How Did Prince and Andy Warhol Wind Up before the Supreme Court?

Jessica Silbey, Boston University School of Law

Abstract

The US Supreme Court will take another crack at defining the fair use doctrine of copyright law—a standard that has so far remained fairly oblique in the law. And to do so, the justices will have to consider the history of a law that stretches back to the earliest renderings of life in the United States.

The case before the court on October 12, Andy Warhol Foundation for the Visual Arts, Inc. v. Goldsmith, hinges on a portrait of the artist Prince by photographer Lynn Goldsmith.

Goldsmith photographed the musician in her studio in 1981, just as his career was taking off.

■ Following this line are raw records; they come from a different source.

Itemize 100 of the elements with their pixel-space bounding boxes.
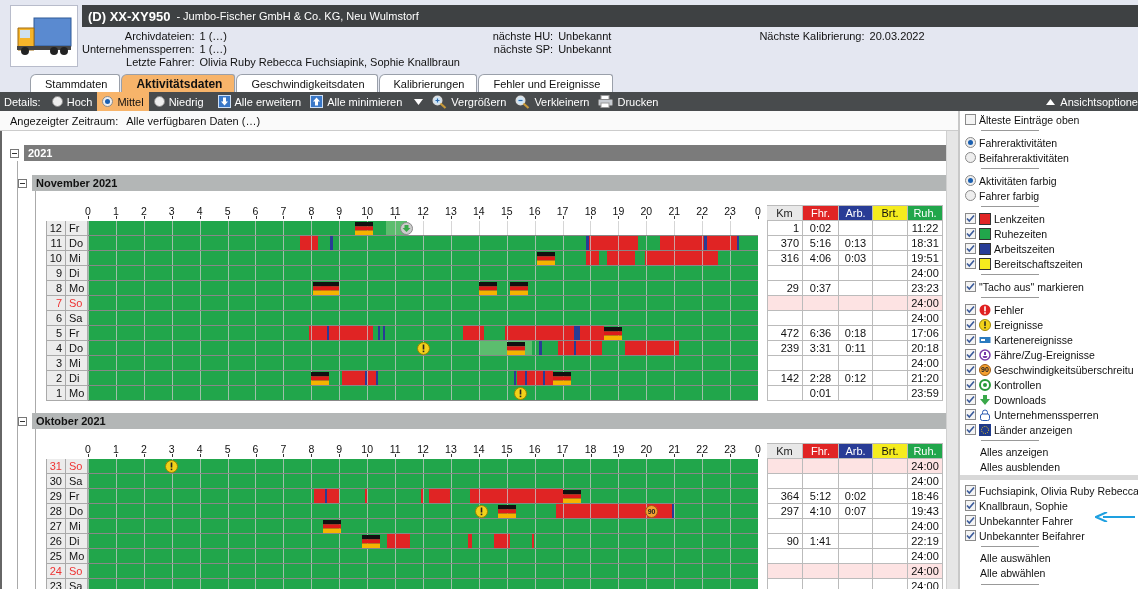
detail-option[interactable]: Hoch	[46, 92, 98, 111]
table-cell: 142	[767, 371, 803, 386]
hour-label: 6	[252, 444, 259, 455]
checkbox[interactable]	[965, 114, 976, 125]
option-link[interactable]: Alles ausblenden	[965, 460, 1138, 475]
info-label: nächste SP:	[492, 43, 554, 56]
day-number: 27	[46, 519, 66, 534]
checkbox[interactable]	[965, 258, 976, 269]
table-cell: 24:00	[908, 474, 943, 489]
info-value: Unbekannt	[558, 43, 613, 56]
weekday-label: Do	[66, 341, 88, 356]
toolbar-button[interactable]: Drucken	[598, 95, 659, 108]
table-cell: 0:02	[839, 489, 873, 504]
day-number: 26	[46, 534, 66, 549]
table-cell	[803, 311, 839, 326]
table-cell: 29	[767, 281, 803, 296]
checkbox[interactable]	[965, 424, 976, 435]
company-name: - Jumbo-Fischer GmbH & Co. KG, Neu Wulmstorf	[176, 10, 419, 22]
hour-label: 13	[445, 206, 457, 217]
toolbar-button[interactable]: Alle minimieren	[310, 95, 403, 108]
checkbox[interactable]	[965, 349, 976, 360]
table-cell: 0:11	[839, 341, 873, 356]
checkbox[interactable]	[965, 530, 976, 541]
month-header[interactable]: Oktober 2021	[32, 413, 946, 429]
hour-label: 9	[336, 444, 343, 455]
checkbox[interactable]	[965, 394, 976, 405]
collapse-icon[interactable]	[18, 178, 27, 188]
day-number: 25	[46, 549, 66, 564]
checkbox[interactable]	[965, 304, 976, 315]
checkbox[interactable]	[965, 379, 976, 390]
weekday-label: Di	[66, 266, 88, 281]
checkbox[interactable]	[965, 485, 976, 496]
checkbox[interactable]	[965, 500, 976, 511]
toolbar-button[interactable]: Alle erweitern	[217, 95, 302, 108]
hour-label: 9	[336, 206, 343, 217]
month-header[interactable]: November 2021	[32, 175, 946, 191]
checkbox[interactable]	[965, 515, 976, 526]
tab[interactable]: Kalibrierungen	[378, 74, 478, 92]
option-link[interactable]: Alle auswählen	[965, 551, 1138, 566]
tab[interactable]: Fehler und Ereignisse	[478, 74, 614, 92]
column-header: Arb.	[839, 205, 873, 221]
checkbox[interactable]	[965, 281, 976, 292]
hour-label: 23	[724, 206, 736, 217]
hour-label: 2	[140, 444, 147, 455]
period-value[interactable]: Alle verfügbaren Daten (…)	[126, 114, 261, 127]
detail-option[interactable]: Niedrig	[148, 92, 209, 111]
toolbar-button[interactable]: Vergrößern	[432, 94, 507, 109]
flag-icon	[509, 282, 528, 295]
table-cell: 0:13	[839, 236, 873, 251]
radio-button[interactable]	[965, 190, 976, 201]
year-header[interactable]: 2021	[24, 145, 946, 161]
table-cell	[803, 266, 839, 281]
checkbox[interactable]	[965, 228, 976, 239]
zoom-in-icon	[432, 94, 448, 109]
weekday-label: So	[66, 296, 88, 311]
checkbox[interactable]	[965, 364, 976, 375]
table-cell	[767, 296, 803, 311]
radio-button[interactable]	[153, 96, 165, 107]
radio-button[interactable]	[965, 137, 976, 148]
radio-button[interactable]	[51, 96, 63, 107]
table-cell	[839, 549, 873, 564]
tab[interactable]: Aktivitätsdaten	[121, 74, 236, 92]
detail-option[interactable]: Mittel	[97, 92, 149, 111]
checkbox[interactable]	[965, 334, 976, 345]
collapse-icon[interactable]	[10, 148, 19, 158]
hour-label: 2	[140, 206, 147, 217]
option-link[interactable]: Alle abwählen	[965, 566, 1138, 581]
flag-icon	[497, 505, 516, 518]
scrollbar[interactable]	[946, 131, 958, 589]
option-label: Arbeitszeiten	[994, 242, 1055, 255]
radio-button[interactable]	[965, 152, 976, 163]
flag-icon	[553, 372, 572, 385]
day-number: 7	[46, 296, 66, 311]
weekday-label: So	[66, 564, 88, 579]
caret-icon[interactable]	[414, 98, 424, 105]
radio-button[interactable]	[965, 175, 976, 186]
table-cell	[839, 474, 873, 489]
hour-label: 21	[668, 206, 681, 217]
checkbox[interactable]	[965, 243, 976, 254]
toolbar-button[interactable]: Verkleinern	[515, 94, 590, 109]
info-label: Nächste Kalibrierung:	[758, 30, 865, 43]
tab[interactable]: Geschwindigkeitsdaten	[236, 74, 378, 92]
weekday-label: Mo	[66, 281, 88, 296]
flag-icon	[604, 327, 623, 340]
checkbox[interactable]	[965, 213, 976, 224]
checkbox[interactable]	[965, 319, 976, 330]
table-cell	[767, 459, 803, 474]
view-options-button[interactable]: Ansichtsoptione	[1046, 95, 1138, 108]
collapse-icon[interactable]	[18, 416, 27, 426]
hour-label: 13	[445, 444, 457, 455]
checkbox[interactable]	[965, 409, 976, 420]
tab[interactable]: Stammdaten	[30, 74, 121, 92]
table-cell	[767, 474, 803, 489]
table-cell: 4:10	[803, 504, 839, 519]
table-cell	[767, 311, 803, 326]
weekday-label: Do	[66, 504, 88, 519]
hour-label: 6	[252, 206, 259, 217]
radio-button[interactable]	[102, 96, 114, 107]
option-link[interactable]: Alles anzeigen	[965, 445, 1138, 460]
table-cell	[803, 459, 839, 474]
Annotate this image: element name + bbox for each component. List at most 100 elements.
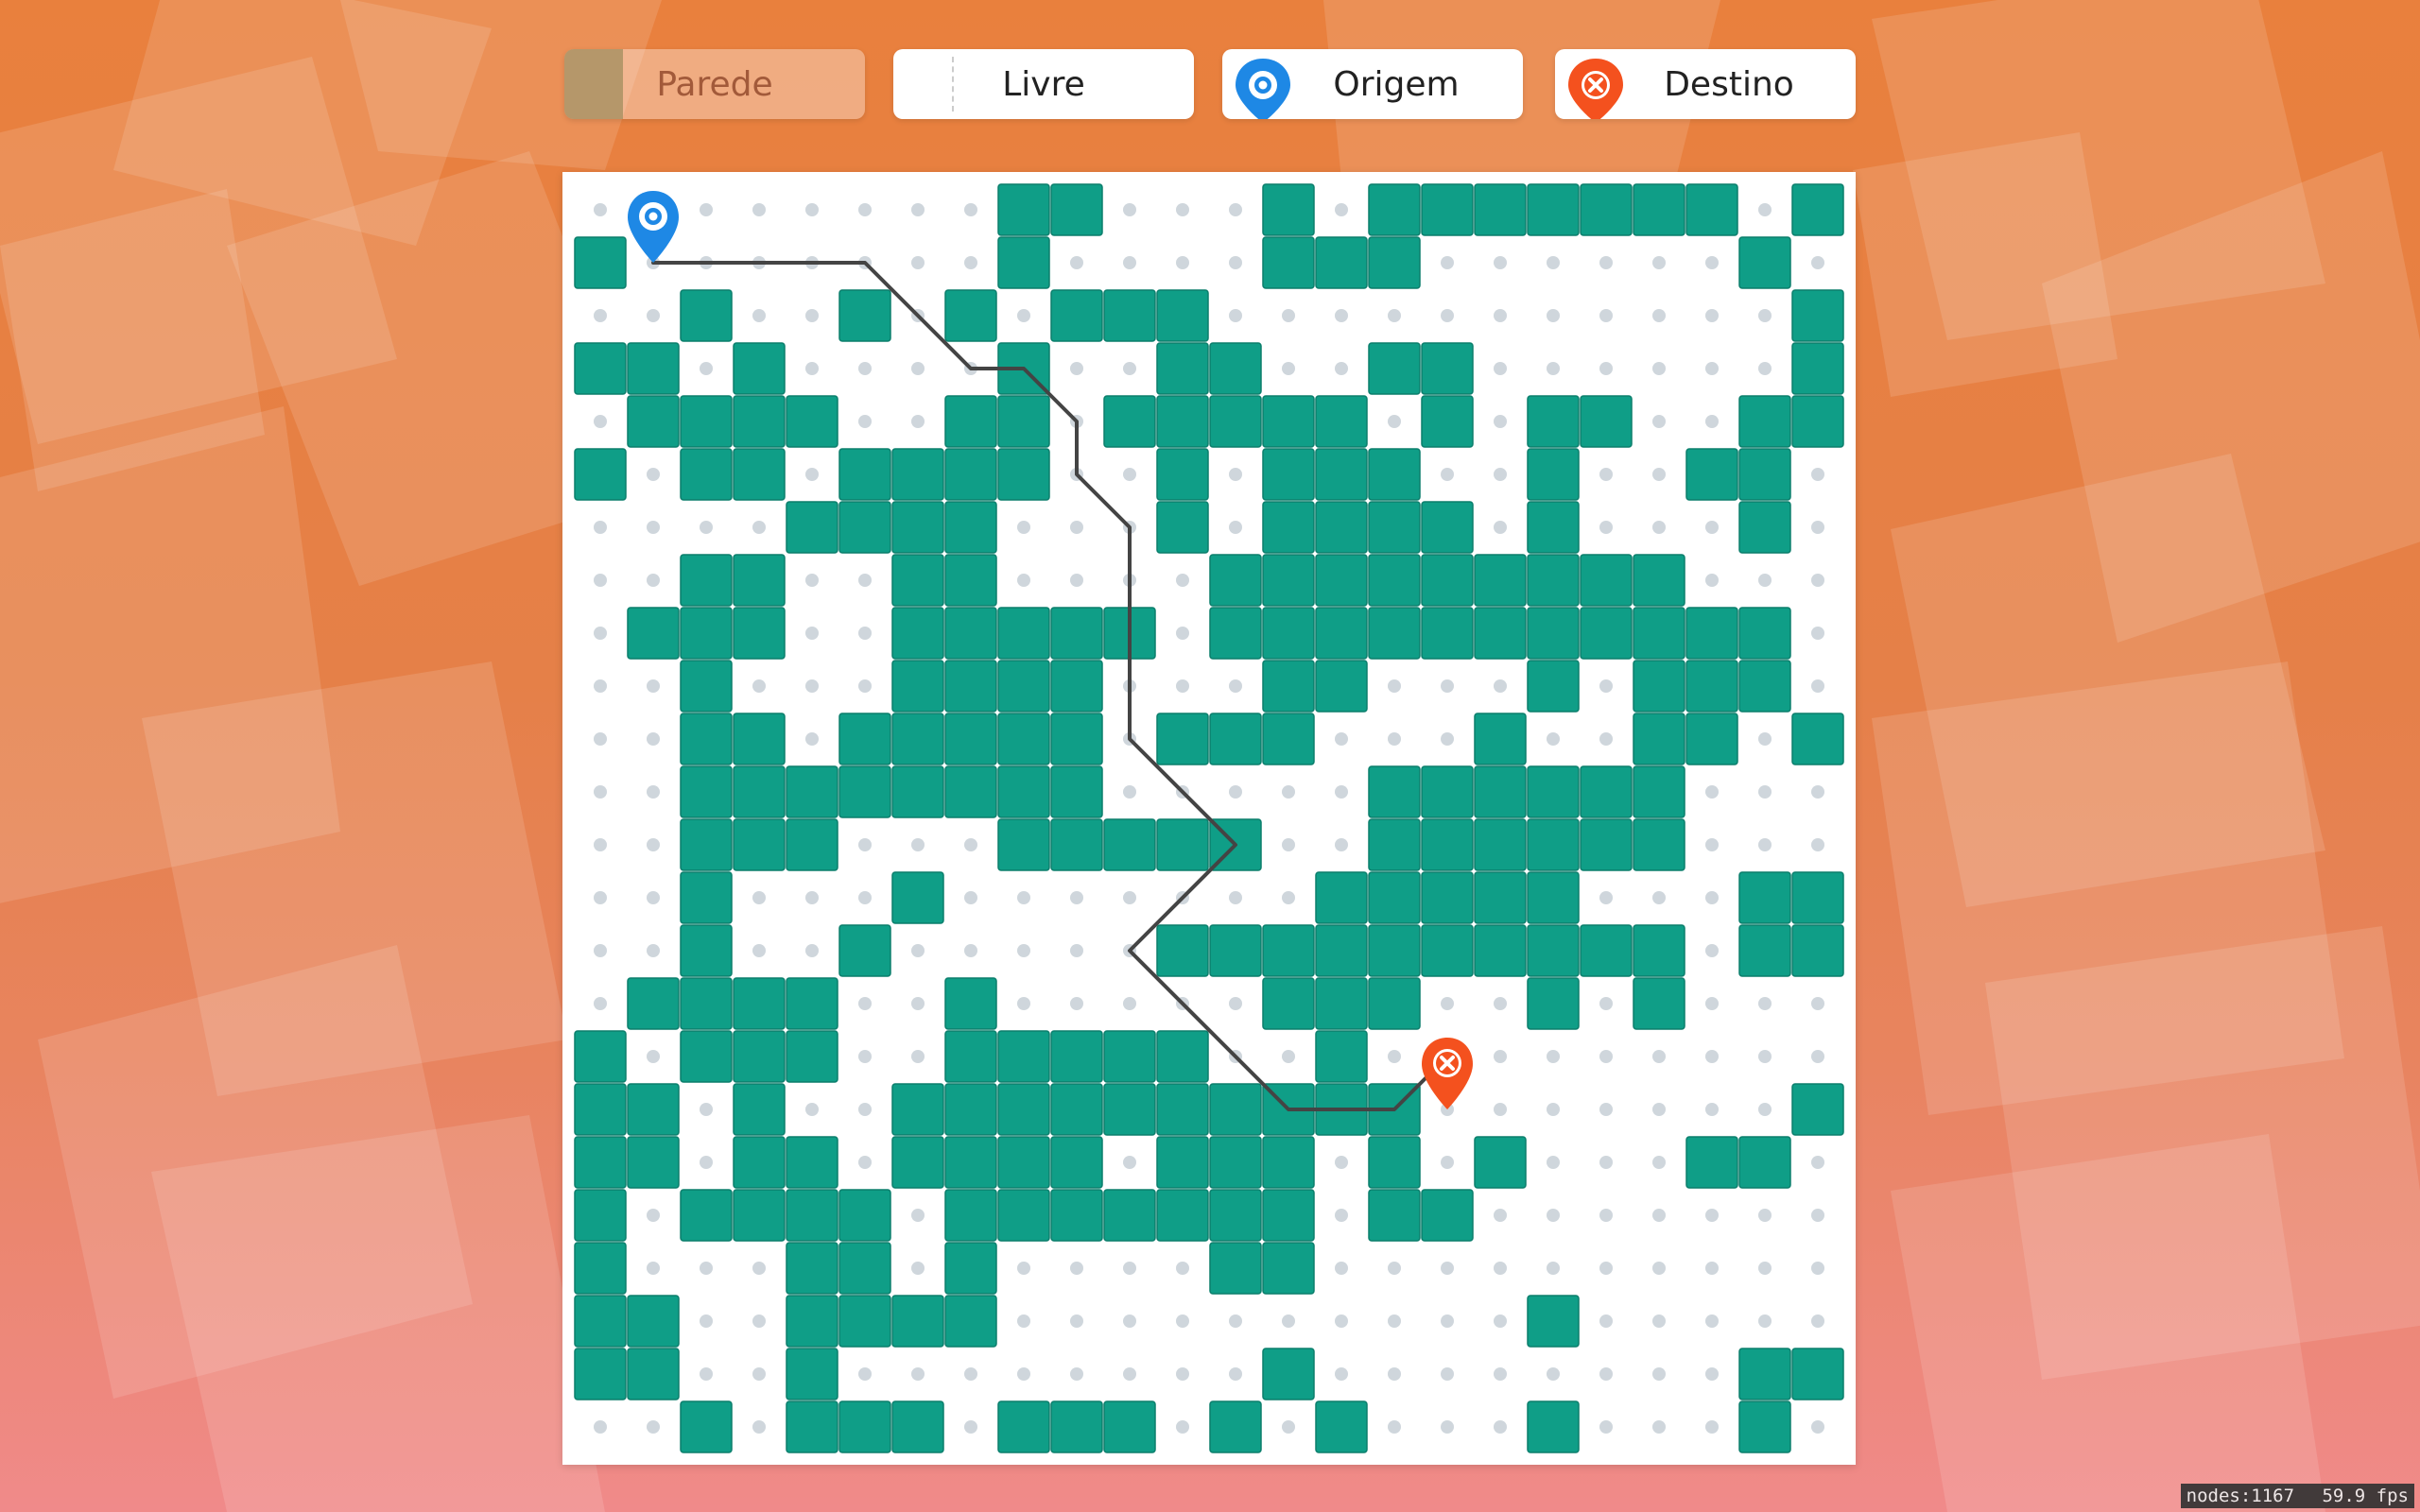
- wall-cell[interactable]: [627, 1136, 680, 1189]
- free-cell[interactable]: [1070, 362, 1083, 375]
- free-cell[interactable]: [1229, 309, 1242, 322]
- wall-cell[interactable]: [1738, 660, 1791, 713]
- free-cell[interactable]: [1758, 838, 1772, 851]
- free-cell[interactable]: [1547, 1156, 1560, 1169]
- free-cell[interactable]: [1705, 891, 1719, 904]
- wall-cell[interactable]: [1315, 977, 1368, 1030]
- wall-cell[interactable]: [1315, 236, 1368, 289]
- free-cell[interactable]: [1176, 256, 1189, 269]
- free-cell[interactable]: [911, 256, 925, 269]
- free-cell[interactable]: [1599, 362, 1613, 375]
- free-cell[interactable]: [647, 891, 660, 904]
- wall-cell[interactable]: [944, 1189, 997, 1242]
- wall-cell[interactable]: [997, 395, 1050, 448]
- wall-cell[interactable]: [1738, 501, 1791, 554]
- wall-cell[interactable]: [944, 1295, 997, 1348]
- free-cell[interactable]: [700, 362, 713, 375]
- free-cell[interactable]: [1705, 1103, 1719, 1116]
- free-cell[interactable]: [1017, 891, 1030, 904]
- free-cell[interactable]: [1441, 309, 1454, 322]
- wall-cell[interactable]: [1315, 607, 1368, 660]
- wall-cell[interactable]: [997, 660, 1050, 713]
- wall-cell[interactable]: [1580, 607, 1633, 660]
- free-cell[interactable]: [1758, 1314, 1772, 1328]
- free-cell[interactable]: [1017, 309, 1030, 322]
- free-cell[interactable]: [752, 203, 766, 216]
- free-cell[interactable]: [647, 785, 660, 799]
- free-cell[interactable]: [858, 203, 872, 216]
- free-cell[interactable]: [1282, 1050, 1295, 1063]
- wall-cell[interactable]: [1474, 924, 1527, 977]
- free-cell[interactable]: [1652, 1420, 1666, 1434]
- wall-cell[interactable]: [1050, 713, 1103, 765]
- free-cell[interactable]: [1494, 309, 1507, 322]
- free-cell[interactable]: [1441, 679, 1454, 693]
- free-cell[interactable]: [700, 1367, 713, 1381]
- wall-cell[interactable]: [1262, 660, 1315, 713]
- free-cell[interactable]: [1705, 1367, 1719, 1381]
- wall-cell[interactable]: [680, 713, 733, 765]
- free-cell[interactable]: [911, 997, 925, 1010]
- wall-cell[interactable]: [1368, 765, 1421, 818]
- wall-cell[interactable]: [1368, 554, 1421, 607]
- free-cell[interactable]: [1652, 1314, 1666, 1328]
- wall-cell[interactable]: [1209, 1189, 1262, 1242]
- free-cell[interactable]: [1070, 891, 1083, 904]
- free-cell[interactable]: [700, 1262, 713, 1275]
- free-cell[interactable]: [858, 891, 872, 904]
- wall-cell[interactable]: [1103, 1083, 1156, 1136]
- free-cell[interactable]: [1388, 1314, 1401, 1328]
- free-cell[interactable]: [1388, 1262, 1401, 1275]
- wall-cell[interactable]: [1315, 395, 1368, 448]
- wall-cell[interactable]: [1580, 183, 1633, 236]
- wall-cell[interactable]: [574, 448, 627, 501]
- wall-cell[interactable]: [1738, 1348, 1791, 1400]
- wall-cell[interactable]: [997, 1030, 1050, 1083]
- free-cell[interactable]: [1335, 732, 1348, 746]
- wall-cell[interactable]: [680, 1030, 733, 1083]
- free-cell[interactable]: [1123, 256, 1136, 269]
- free-cell[interactable]: [858, 838, 872, 851]
- free-cell[interactable]: [1758, 362, 1772, 375]
- wall-cell[interactable]: [1633, 713, 1685, 765]
- wall-cell[interactable]: [1527, 1295, 1580, 1348]
- wall-cell[interactable]: [1209, 1242, 1262, 1295]
- wall-cell[interactable]: [1262, 395, 1315, 448]
- wall-cell[interactable]: [838, 289, 891, 342]
- wall-cell[interactable]: [680, 977, 733, 1030]
- free-cell[interactable]: [1705, 1420, 1719, 1434]
- free-cell[interactable]: [1070, 521, 1083, 534]
- free-cell[interactable]: [1494, 1103, 1507, 1116]
- free-cell[interactable]: [1229, 203, 1242, 216]
- wall-cell[interactable]: [891, 1083, 944, 1136]
- wall-cell[interactable]: [1474, 183, 1527, 236]
- free-cell[interactable]: [1758, 785, 1772, 799]
- free-cell[interactable]: [1599, 732, 1613, 746]
- free-cell[interactable]: [1123, 785, 1136, 799]
- free-cell[interactable]: [911, 1209, 925, 1222]
- free-cell[interactable]: [647, 1050, 660, 1063]
- free-cell[interactable]: [752, 309, 766, 322]
- wall-cell[interactable]: [997, 1189, 1050, 1242]
- free-cell[interactable]: [1599, 1209, 1613, 1222]
- free-cell[interactable]: [1229, 521, 1242, 534]
- wall-cell[interactable]: [1368, 236, 1421, 289]
- free-cell[interactable]: [964, 1367, 977, 1381]
- free-cell[interactable]: [1229, 785, 1242, 799]
- free-cell[interactable]: [858, 1050, 872, 1063]
- free-cell[interactable]: [1441, 468, 1454, 481]
- wall-cell[interactable]: [891, 1136, 944, 1189]
- free-cell[interactable]: [700, 1103, 713, 1116]
- wall-cell[interactable]: [891, 501, 944, 554]
- free-cell[interactable]: [1123, 1156, 1136, 1169]
- wall-cell[interactable]: [1580, 924, 1633, 977]
- wall-cell[interactable]: [944, 1136, 997, 1189]
- free-cell[interactable]: [1652, 468, 1666, 481]
- free-cell[interactable]: [1811, 468, 1824, 481]
- free-cell[interactable]: [594, 521, 607, 534]
- wall-cell[interactable]: [1633, 660, 1685, 713]
- wall-cell[interactable]: [1050, 1400, 1103, 1453]
- free-cell[interactable]: [1494, 468, 1507, 481]
- wall-cell[interactable]: [627, 1295, 680, 1348]
- wall-cell[interactable]: [1156, 395, 1209, 448]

It was a quick session, she said in her testimony for the suit and Prince was uncomfortable and eager to split. She got the portrait—a black-and-white photo that became part of her oeuvre, but was never circulated.

A few years later, Vanity Fair paid Goldsmith to license her piece as an artistic reference photo. The magazine hired famed pop artist Andy Warhol to create a rendering of Prince based on Goldsmith’s photo, which ultimately ran with a story about Prince in a 1984 issue of Vanity Fair.

All this is fine. The problem came years later: in 2016, after the musician’s death, Condé Nast (Vanity Fair’s parent company), reached out to the Andy Warhol Foundation to use the same 1984 print for a special commemorative issue of the magazine. They discovered that Warhol hadn’t made just one print from Goldsmith’s photo; he’d made more than a dozen. Condé Nast paid the foundation to use another one of Warhol’s Prince prints (this time in orange) for the cover, but neither the magazine nor the Warhol Foundation paid Goldsmith again.

The question for the justices is whether that second use of a print infringes on her copyright in the photograph on which it was based.

“It’s an interesting case,” says Jessica Silbey, a Boston University School of Law professor, who studies intellectual property law. “One question that will come up is whether Vanity Fair had to pay Goldsmith an artist fee at all. Under the ‘fair use’ doctrine, you don’t need permission, that’s the whole point.” Silbey, also the Yanakakis Faculty Research Scholar at BU, dives deep into the nuances of this case with BU Today.